Dutchy and I are about as opposite as two people can be. I am practical and circumspect; he is impulsive and direct. I’m accustomed to getting up before the sun rises; he pulls me back to bed. He has no head at all for math, so in addition to keeping the books at the store, I balance our accounts at home and pay our taxes. Before I met him, I could count on one hand the times I’d had a drink; he likes a cocktail every night, says it relaxes him and will relax me, too. He is handy with a hammer and nail from his experience on the farms, but he often leaves projects half finished—storm windows stacked in a corner while snow rages outside, a leaky faucet disemboweled, its parts all over the floor.

“I can’t believe I found you,” he tells me over and over, and I can’t believe it either. It’s as if a piece of my past has come to life, and with it all the feelings I fought to keep down—my grief at losing so much, at having no one to tell, at keeping so much hidden. Dutchy was there. He knows who I was. I don’t have to pretend.

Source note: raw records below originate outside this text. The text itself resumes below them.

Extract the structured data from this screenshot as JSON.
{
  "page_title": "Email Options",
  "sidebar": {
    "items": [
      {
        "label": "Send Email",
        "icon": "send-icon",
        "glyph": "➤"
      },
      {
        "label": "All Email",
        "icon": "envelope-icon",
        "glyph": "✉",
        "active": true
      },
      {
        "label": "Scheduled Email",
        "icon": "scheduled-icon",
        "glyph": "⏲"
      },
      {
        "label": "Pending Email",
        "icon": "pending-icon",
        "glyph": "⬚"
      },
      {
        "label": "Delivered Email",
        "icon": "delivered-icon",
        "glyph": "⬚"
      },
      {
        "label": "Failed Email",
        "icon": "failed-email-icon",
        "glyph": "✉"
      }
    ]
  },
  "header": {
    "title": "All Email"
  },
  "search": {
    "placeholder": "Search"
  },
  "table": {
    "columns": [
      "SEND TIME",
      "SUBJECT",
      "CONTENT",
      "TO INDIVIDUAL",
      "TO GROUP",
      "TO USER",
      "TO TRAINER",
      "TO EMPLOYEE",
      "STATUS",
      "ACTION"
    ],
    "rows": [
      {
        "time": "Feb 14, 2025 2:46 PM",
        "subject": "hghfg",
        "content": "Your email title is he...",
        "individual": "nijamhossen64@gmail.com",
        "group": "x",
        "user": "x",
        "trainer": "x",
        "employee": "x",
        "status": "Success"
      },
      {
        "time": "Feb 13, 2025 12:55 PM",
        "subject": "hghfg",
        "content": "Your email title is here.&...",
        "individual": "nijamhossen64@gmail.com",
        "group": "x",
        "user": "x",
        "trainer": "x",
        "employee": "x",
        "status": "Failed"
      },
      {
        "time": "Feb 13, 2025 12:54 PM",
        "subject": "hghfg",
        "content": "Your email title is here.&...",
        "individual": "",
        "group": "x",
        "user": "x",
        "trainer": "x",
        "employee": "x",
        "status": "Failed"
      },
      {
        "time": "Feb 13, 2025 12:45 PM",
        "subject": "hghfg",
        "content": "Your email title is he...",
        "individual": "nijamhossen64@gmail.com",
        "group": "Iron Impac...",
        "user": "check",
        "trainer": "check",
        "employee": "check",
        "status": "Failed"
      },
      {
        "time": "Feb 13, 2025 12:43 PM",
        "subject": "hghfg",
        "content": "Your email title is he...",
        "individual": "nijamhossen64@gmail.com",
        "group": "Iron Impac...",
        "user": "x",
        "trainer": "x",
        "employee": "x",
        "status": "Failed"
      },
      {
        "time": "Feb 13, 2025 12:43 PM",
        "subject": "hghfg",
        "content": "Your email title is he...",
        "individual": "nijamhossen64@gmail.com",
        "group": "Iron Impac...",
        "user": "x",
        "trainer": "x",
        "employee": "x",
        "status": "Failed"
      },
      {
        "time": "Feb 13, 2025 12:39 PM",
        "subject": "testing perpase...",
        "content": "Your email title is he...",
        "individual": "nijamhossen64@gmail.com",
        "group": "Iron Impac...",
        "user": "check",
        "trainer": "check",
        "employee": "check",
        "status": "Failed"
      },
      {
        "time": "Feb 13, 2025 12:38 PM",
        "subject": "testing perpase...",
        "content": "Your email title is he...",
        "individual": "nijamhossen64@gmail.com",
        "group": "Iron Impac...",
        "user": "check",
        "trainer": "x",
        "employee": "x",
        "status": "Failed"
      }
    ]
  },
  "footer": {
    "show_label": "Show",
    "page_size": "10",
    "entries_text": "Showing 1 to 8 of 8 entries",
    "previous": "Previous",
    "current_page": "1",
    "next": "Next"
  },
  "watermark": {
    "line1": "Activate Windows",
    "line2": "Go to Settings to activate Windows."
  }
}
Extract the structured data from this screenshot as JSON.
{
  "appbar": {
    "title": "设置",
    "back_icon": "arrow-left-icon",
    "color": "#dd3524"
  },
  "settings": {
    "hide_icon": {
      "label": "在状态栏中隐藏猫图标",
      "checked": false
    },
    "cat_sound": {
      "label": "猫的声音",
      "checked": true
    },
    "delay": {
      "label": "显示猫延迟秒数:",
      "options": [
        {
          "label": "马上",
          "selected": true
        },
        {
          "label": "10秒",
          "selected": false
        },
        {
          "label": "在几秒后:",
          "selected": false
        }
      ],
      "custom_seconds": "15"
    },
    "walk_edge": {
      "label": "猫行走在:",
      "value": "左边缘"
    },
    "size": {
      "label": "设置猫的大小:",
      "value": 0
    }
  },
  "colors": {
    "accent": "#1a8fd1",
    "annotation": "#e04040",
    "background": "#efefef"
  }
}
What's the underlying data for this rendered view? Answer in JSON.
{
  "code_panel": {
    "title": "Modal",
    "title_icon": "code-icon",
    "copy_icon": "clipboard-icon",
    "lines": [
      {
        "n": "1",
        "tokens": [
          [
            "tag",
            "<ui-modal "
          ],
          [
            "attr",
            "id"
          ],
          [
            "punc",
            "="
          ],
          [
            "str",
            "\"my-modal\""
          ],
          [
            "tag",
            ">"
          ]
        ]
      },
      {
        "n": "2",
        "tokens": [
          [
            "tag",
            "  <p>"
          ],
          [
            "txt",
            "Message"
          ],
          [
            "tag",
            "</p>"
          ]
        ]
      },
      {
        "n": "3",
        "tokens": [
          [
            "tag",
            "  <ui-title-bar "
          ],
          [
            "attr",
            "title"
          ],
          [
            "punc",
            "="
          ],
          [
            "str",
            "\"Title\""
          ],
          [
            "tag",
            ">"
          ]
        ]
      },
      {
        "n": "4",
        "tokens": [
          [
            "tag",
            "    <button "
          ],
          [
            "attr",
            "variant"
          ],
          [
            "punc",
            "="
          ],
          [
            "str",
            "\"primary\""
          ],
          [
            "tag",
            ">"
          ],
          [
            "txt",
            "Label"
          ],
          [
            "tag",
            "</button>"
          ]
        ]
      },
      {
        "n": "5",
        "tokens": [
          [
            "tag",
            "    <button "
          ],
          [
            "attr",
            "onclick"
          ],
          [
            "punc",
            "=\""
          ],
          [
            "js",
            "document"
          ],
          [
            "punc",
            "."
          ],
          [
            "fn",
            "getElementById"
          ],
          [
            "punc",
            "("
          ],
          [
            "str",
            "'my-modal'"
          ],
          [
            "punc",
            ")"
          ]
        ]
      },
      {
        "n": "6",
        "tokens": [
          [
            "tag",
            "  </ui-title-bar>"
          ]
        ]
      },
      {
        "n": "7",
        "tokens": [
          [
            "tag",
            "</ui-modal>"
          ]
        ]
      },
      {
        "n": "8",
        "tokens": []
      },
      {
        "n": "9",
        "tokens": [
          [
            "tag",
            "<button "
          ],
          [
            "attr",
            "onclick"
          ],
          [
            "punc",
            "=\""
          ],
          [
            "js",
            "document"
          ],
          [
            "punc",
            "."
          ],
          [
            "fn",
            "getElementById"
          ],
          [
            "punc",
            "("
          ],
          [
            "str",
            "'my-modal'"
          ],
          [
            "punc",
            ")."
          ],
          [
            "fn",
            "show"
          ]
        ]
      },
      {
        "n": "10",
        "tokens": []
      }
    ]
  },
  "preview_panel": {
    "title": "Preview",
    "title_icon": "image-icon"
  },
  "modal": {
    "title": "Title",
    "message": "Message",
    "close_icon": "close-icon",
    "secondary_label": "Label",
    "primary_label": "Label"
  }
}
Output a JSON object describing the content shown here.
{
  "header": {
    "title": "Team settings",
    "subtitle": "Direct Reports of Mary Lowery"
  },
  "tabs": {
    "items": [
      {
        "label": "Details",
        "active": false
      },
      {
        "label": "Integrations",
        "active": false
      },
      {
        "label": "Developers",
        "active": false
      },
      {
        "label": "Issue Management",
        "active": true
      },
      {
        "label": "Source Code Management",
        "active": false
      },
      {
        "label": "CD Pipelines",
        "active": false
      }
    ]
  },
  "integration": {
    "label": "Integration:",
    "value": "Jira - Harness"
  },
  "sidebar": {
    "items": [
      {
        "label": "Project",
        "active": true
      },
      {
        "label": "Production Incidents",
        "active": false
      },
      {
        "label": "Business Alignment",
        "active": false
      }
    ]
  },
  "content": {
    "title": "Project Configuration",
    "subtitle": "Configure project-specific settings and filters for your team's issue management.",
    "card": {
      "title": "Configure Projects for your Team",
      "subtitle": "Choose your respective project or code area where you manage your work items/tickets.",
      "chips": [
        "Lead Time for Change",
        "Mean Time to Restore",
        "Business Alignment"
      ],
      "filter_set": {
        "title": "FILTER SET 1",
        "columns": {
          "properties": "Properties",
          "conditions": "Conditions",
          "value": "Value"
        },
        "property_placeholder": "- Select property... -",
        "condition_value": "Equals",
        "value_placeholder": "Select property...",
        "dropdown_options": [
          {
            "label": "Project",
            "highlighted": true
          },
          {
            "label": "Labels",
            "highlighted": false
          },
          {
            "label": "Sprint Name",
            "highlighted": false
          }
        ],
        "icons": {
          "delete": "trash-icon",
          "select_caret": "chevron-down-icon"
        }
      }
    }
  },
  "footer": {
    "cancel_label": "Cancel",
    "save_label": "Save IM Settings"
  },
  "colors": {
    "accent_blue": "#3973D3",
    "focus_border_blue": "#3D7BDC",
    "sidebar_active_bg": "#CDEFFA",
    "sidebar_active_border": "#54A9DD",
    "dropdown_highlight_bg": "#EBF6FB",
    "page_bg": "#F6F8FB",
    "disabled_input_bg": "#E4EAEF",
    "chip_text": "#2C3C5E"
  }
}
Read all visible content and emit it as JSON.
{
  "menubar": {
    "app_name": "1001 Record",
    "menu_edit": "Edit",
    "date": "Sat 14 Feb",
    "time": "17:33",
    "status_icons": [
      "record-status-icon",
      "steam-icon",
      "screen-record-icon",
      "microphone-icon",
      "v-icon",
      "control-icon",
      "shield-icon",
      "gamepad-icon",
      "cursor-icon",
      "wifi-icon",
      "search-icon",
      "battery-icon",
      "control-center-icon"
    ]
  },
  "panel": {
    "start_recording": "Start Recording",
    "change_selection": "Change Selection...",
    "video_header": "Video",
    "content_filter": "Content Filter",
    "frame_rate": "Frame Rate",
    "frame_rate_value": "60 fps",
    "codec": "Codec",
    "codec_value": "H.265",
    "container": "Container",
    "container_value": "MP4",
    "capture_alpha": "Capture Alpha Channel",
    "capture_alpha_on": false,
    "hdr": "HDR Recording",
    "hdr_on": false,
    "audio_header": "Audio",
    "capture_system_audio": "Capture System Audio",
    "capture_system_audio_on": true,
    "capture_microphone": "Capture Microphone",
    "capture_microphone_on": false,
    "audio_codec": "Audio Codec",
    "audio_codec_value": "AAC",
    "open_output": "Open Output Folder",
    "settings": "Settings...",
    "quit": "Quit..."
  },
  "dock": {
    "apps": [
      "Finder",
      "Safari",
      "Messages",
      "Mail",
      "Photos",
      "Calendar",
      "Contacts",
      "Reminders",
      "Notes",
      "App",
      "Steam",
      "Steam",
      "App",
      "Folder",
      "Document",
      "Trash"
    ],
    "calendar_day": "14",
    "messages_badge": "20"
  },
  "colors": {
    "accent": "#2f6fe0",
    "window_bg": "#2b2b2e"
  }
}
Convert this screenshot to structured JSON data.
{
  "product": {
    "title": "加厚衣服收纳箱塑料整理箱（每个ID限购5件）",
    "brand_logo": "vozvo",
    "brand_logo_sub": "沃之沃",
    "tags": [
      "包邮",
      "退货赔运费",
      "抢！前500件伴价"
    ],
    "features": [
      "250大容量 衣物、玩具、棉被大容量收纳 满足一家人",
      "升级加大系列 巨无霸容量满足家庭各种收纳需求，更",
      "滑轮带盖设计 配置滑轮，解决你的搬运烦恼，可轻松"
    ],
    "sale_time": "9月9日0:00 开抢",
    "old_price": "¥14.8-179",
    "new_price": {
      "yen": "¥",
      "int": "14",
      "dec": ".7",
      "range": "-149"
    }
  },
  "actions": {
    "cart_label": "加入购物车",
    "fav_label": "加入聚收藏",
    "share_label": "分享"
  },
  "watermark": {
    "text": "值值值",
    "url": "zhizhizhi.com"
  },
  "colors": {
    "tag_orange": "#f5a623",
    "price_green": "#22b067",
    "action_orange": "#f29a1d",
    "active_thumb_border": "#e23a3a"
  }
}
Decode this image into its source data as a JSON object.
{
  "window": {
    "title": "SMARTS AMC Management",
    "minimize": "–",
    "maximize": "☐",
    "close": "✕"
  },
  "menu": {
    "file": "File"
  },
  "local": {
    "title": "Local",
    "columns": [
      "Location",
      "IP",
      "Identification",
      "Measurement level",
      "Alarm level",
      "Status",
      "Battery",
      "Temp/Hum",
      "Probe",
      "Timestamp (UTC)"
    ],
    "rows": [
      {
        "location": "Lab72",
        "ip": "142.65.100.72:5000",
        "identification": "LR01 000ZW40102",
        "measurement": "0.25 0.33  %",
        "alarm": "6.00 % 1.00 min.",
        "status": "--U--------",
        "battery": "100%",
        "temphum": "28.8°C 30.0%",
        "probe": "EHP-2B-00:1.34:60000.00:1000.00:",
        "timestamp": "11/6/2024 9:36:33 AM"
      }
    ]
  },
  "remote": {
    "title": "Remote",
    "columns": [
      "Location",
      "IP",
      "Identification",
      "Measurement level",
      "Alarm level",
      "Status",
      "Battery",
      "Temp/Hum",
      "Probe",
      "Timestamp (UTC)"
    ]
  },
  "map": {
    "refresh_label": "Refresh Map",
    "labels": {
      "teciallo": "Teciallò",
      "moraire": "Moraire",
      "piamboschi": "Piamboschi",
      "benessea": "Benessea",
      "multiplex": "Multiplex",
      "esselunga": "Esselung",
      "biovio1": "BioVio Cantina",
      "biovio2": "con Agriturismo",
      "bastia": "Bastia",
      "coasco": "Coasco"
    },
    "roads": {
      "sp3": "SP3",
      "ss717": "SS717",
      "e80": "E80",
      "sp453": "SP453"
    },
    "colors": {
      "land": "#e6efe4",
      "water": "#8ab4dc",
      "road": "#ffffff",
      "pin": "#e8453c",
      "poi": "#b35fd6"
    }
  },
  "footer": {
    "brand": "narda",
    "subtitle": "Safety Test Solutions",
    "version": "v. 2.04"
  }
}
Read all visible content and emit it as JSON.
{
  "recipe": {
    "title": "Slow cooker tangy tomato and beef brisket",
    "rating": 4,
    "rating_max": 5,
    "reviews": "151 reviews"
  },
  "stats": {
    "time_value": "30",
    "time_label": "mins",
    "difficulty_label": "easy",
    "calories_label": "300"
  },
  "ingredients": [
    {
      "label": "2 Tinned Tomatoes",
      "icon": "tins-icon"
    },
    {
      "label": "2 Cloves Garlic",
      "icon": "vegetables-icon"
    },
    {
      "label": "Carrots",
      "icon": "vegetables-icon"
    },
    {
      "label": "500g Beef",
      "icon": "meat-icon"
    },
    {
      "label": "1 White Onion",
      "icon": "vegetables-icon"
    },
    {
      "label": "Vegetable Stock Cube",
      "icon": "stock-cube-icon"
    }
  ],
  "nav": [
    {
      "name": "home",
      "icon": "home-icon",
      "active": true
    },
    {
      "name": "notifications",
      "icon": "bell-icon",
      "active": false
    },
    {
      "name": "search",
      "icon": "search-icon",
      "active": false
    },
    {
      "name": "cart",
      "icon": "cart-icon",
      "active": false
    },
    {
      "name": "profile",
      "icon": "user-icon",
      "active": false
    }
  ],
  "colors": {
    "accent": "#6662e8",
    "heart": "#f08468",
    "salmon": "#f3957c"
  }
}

We lie in bed longer than I am used to on Saturday mornings—the store doesn’t open until ten, and there’s nowhere Dutchy has to be. I make coffee in the kitchen and bring two steaming mugs back to bed, and we spend hours together in the soft early light. I am delirious with longing and the fulfillment of that longing, the desire to touch his warm skin, trace the sinew and muscle just under the surface, pulsing with life. I nestle in his arms, in the nooks of his knees, his body bowed around mine, his breath on my neck, fingers tracing my outline. I have never felt like this—slow-witted and languorous, dreamy, absentminded, forgetful, focused only on each moment as it comes.